Somos un paréntesis entre la nada y la nada, decía hace unos días Alejandro Gaviria, exrector de la Universidad de los Andes y hoy ministro de Educación de Colombia, en un pódcast sobre la finitud de la vida, Dios y los misterios de nuestra existencia.
Unos días después de haber escuchado el pódcast de Gaviria, llegaron las imágenes del telescopio James Webb para dejarnos anonadados y devolvernos —como dirían nuestros amigos colombianos— a las grandes preguntas, más filosóficas que científicas, sobre los orígenes del universo y si en ese polvo de estrellas perpetuo, agujeros negros insondables, galaxias infinitas y colores nebulosos que siguen una incesante expansión, existe algún espacio para Dios.
Carl Sagan, el sabio astrónomo, decía que no existe ninguna evidencia convincente de que exista el Dios creador y benevolente en el gran cosmos. Pero cada persona verá en las imágenes del Webb algo de su propia proyección. Desde la mía personalísima, lo más impresionante que nos dejan las primeras imágenes espaciales son el asombro y el sobrecogimiento. La posibilidad de dimensionar visualmente nuestra inmensa insignificancia en esta historia de miles de millones de años de creación, destrucción, creación y expansión cósmica.
La otra cosa con la que nos quedamos es eso del viaje en el tiempo, que nos resulta muy difícil de explicar porque es lograr lo imposible. Las imágenes del universo del James Webb —como ya lo hizo el Hubble con menor alcance— nos llevan a un pasado tan remoto que las palabras son insuficientes para nombrarlo: trece billones de años atrás. Eso quiere decir, en palabras más o menos simples, que lo que vemos es algo así como la prehistoria cósmica. Las primeras estrellas y galaxias y potencialmente los millones de mundos habitables que, en términos temporales, nuestra mente no alcanza a cuantificar de forma adecuada.

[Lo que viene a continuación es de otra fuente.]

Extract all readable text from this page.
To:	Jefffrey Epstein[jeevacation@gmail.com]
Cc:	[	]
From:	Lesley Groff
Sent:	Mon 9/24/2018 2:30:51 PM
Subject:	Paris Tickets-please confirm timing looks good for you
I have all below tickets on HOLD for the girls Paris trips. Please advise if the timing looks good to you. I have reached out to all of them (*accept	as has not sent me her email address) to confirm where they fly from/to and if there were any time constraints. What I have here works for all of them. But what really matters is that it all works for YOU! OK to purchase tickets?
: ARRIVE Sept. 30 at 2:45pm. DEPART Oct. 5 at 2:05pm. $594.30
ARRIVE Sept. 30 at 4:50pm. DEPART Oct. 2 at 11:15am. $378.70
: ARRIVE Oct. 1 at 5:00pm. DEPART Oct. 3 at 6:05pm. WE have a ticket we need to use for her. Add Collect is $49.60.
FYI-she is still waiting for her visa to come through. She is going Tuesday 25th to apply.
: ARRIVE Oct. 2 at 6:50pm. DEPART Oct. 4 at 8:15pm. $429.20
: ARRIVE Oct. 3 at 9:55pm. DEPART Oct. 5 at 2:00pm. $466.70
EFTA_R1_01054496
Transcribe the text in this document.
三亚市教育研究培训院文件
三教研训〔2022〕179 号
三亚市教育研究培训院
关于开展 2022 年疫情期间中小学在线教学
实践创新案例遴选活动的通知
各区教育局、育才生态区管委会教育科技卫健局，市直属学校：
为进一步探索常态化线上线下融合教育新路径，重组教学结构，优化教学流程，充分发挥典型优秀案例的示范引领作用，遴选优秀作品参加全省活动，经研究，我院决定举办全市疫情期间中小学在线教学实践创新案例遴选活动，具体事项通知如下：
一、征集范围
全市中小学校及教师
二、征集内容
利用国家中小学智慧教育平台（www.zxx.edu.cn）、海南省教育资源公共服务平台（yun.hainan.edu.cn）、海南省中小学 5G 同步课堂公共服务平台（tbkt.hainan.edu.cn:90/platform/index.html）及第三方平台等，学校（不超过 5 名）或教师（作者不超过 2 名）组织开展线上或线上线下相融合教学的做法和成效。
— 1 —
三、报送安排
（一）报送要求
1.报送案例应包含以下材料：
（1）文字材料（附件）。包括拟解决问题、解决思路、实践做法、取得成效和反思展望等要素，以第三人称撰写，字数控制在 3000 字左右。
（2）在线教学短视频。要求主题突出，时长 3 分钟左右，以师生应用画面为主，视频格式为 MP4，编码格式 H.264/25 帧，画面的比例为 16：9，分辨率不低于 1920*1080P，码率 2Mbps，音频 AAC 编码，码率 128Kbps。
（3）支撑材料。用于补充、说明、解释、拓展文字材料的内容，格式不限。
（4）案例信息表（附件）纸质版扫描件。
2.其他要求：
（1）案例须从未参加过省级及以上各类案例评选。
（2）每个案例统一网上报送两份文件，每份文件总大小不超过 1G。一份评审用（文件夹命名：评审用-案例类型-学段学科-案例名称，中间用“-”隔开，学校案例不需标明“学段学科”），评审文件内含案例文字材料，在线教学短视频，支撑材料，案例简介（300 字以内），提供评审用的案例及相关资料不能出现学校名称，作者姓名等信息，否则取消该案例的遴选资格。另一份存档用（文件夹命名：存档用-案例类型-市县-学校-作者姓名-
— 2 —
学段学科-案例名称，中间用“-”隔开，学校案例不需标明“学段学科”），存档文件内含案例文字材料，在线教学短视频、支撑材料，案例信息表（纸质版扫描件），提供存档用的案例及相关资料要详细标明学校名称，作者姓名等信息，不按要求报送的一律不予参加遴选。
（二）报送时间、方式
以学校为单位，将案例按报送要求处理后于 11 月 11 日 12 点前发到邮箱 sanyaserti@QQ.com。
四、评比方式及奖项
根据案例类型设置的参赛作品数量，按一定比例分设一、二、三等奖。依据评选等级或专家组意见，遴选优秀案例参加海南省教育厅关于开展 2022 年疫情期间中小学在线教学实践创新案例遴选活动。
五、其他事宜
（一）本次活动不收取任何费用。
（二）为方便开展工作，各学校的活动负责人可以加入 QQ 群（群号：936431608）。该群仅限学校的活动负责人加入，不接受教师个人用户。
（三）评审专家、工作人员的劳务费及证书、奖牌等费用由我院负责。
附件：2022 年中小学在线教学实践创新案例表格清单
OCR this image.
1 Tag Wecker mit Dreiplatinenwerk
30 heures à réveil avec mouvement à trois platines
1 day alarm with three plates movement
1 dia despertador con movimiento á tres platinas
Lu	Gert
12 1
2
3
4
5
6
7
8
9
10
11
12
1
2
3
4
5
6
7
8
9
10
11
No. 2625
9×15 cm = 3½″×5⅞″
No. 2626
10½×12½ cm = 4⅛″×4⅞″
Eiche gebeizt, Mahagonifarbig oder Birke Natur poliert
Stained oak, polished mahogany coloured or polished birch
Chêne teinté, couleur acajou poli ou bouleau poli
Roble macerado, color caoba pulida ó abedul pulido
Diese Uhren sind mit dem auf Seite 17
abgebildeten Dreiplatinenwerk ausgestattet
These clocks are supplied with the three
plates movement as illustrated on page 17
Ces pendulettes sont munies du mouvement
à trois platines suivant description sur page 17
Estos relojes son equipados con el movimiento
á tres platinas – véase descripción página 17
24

Los avances científicos en esta materia no nos llevan al futuro, sino más bien a tener unos pantallazos remotos. Mirar el espacio es mirar el pasado, como dicen los científicos, porque la luz viaja a 299 792 458 kilómetros por segundo. Mientras más lejos está una estrella que pueda ser visualizada por el telescopio, sabemos que será más y más vieja, por eso estamos ante una máquina del tiempo que nos permite, como ninguna otra, mirar el verdadero inicio de los tiempos.
Pero resulta difícil encontrar en ese océano sideral infinito la huella del Dios, padre blanco, barbudo y semipaternal de la tradición cristiana. Más difícil aún es continuar justificando el antropocentrismo de la historia humana que nos contaron y que nos hizo creer que éramos el verdadero centro del universo, la fábula de nuestra importancia cósmica, cuando en realidad parece que somos tan solo un accidente minúsculo en medio de esta inmensidad inenarrable. ¡Ustedes lo dirán!